Выпавший в начале недели снег стаял, и Андрей оделся, как и Эркин резиновые сапоги с тёплыми вкладышами и осенняя куртка с подстёжкой. Кожаные обновки он решил до серьёзного снега не трогать. О завтрашней поездке не говорили: по покупкам всё решили, так что нечего впустую болтать.
Алиса подпрыгивала на ходу, повисая на руке Эркина, крутилась, выглядывая знакомых, и, увидев впереди Дима и Катю, радостно завопила:
— Димка-а-а!
Дим, Катя и Тим обернулись. И, как обычно, после минутной суеты и обмена приветствиями дети пошли впереди, а взрослые сзади.
— Ну, как малышка? — весело спросил Андрей.
Тим невольно расплылся в блаженной улыбке.
— Она меня узнаёт уже!
Андрей и Эркин дружно восхитились. И Тим не смог удержаться от рассказа.
Потом заговорили о погоде, что по приметам бабы Фимы, да и другие, кто здесь давно, подтверждают, выходит похолодание, а если, как тоже все говорят, снег на сухое ляжет, то уже прочно, до весны.
Так, под разговор, дошли до Культурного Центра, разделись, отправили детей на занятия и поднялись в своё класс.
По субботам всегда в классе тесно и шумно. Кто что сделал, чего у кого списать… Эркин сел рядом с Артёмом, достал из портфеля учебник и тетрадь.
— Задачи сделал?
— А то! — залихватски ответил Артём. — А ты?
Эркин кивнул.
— Сделал, — и, хмыкнув, тихо по-английски: — Бывало и хуже.

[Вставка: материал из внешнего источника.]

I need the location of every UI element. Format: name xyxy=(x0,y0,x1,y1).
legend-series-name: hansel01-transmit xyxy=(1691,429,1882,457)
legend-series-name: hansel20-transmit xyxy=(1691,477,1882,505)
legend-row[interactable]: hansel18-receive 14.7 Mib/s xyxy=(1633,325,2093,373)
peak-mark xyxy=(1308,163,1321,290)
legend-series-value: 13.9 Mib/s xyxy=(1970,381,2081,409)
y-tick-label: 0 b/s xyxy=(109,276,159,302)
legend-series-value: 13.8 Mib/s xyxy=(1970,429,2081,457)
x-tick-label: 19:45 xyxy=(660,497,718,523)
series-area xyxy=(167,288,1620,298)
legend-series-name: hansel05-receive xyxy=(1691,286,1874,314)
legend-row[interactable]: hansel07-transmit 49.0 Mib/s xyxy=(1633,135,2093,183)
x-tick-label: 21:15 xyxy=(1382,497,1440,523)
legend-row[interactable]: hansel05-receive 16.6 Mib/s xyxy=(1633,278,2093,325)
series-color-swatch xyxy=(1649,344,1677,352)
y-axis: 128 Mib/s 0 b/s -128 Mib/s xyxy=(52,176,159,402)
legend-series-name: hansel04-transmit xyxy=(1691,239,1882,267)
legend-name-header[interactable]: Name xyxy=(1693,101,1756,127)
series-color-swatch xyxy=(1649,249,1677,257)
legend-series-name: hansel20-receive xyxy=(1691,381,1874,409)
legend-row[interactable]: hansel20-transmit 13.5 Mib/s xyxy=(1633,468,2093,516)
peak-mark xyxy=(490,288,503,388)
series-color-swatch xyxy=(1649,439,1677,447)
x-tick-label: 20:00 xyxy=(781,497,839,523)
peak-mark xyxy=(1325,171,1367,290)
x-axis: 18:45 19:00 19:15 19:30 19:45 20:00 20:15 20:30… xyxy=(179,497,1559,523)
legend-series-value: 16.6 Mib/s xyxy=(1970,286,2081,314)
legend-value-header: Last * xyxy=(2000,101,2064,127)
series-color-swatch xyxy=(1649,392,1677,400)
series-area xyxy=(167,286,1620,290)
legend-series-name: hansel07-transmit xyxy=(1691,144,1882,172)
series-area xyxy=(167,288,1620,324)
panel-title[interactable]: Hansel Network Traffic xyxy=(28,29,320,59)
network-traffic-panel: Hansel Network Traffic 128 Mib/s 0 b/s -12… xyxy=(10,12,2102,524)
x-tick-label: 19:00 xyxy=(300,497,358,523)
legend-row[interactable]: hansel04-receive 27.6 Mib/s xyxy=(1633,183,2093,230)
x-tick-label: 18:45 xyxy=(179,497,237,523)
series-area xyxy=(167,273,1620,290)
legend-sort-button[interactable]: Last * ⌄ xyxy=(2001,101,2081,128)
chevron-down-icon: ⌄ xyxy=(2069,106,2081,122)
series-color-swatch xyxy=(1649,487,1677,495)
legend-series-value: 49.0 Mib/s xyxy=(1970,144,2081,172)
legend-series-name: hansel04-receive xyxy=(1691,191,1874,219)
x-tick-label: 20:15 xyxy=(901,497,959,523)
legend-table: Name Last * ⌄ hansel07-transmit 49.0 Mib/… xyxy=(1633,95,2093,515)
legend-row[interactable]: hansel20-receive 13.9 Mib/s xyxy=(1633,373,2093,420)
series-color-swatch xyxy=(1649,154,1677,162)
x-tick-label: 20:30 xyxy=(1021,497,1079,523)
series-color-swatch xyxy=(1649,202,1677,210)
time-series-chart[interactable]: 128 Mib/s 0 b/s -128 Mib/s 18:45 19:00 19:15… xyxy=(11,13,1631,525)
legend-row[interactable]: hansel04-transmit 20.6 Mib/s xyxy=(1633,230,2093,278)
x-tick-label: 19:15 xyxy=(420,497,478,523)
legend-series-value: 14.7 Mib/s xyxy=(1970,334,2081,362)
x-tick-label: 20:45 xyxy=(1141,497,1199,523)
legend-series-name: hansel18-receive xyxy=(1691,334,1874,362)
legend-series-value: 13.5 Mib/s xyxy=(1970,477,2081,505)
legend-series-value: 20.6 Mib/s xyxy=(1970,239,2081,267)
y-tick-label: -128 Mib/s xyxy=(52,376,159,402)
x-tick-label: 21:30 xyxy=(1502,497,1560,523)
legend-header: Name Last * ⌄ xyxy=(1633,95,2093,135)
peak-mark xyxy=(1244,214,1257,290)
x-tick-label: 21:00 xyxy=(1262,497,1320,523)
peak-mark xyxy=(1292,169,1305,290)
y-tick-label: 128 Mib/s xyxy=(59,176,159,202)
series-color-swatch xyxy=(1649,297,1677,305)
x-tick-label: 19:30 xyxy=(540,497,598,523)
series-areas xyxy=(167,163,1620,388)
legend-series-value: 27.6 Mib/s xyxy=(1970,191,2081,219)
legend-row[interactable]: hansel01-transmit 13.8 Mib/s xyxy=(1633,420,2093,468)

— Бывало, — так же тихо и тоже по-английски согласился Артём.
Зазвенел звонок и вошла Леонида Георгиевна, а за ней дежурные на этой неделе Трофимов и Карпов несли ящики с пузырьками, пробирками и прочим.
— Оу! — обрадовался Павлов, и его чёрная лоснящаяся физиономия расплылась в улыбке.
— Точно, лабораторка, — радостно поддержал его Андрей.
Обрадовались и остальные. Руками все любили работать, как-то это лучше получается.
— Вот, Леонида Георгиевна, — Аржанов встал и положил на учительский стол стопку стёкол размером с треть стола. — Я сделал и края загладил.
— Большое спасибо, разложи по столам, хорошо?
— Это, — догадался Эркин, — чтобы пролитое стол не разъело, так?
— Да, Мороз, правильно.
Эркин самодовольно улыбнулся, а Артём уважительно посмотрел на него.
Леонида Георгиевна строго оглядела класс.
— Откройте тетрадь для лабораторных работ. Сегодняшняя дата. Работа номер три. Тема…
Леонида Георгиевна повернулась к доске написать тему, но тут открылась дверь, и в класс вошёл Мирон Трофимович. Все недоумевающе встали.
— Здравствуйте, — кивнул Мирон Трофимович. — Садитесь, — и посмотрел на дверь.
И все повернулись туда же. В дверях стояла… с первого взгляда и не поймёшь какого возраста — женщина. Вся в чёрном, голова окутана чёрным платком, и лицо бледное до голубоватой белизны.
— Смелее, — улыбнулся ей Мирон Трофимович. — Входите.
Она потупилась и вошла, колыхнув длинной чёрной юбкой, из-под которой виднелись только носки чёрных резиновых сапожек. Мирон Трофимович повернулся к классу.
— Это Манефа Леснова, будет учиться в вашем классе. Прошу любить и жаловать.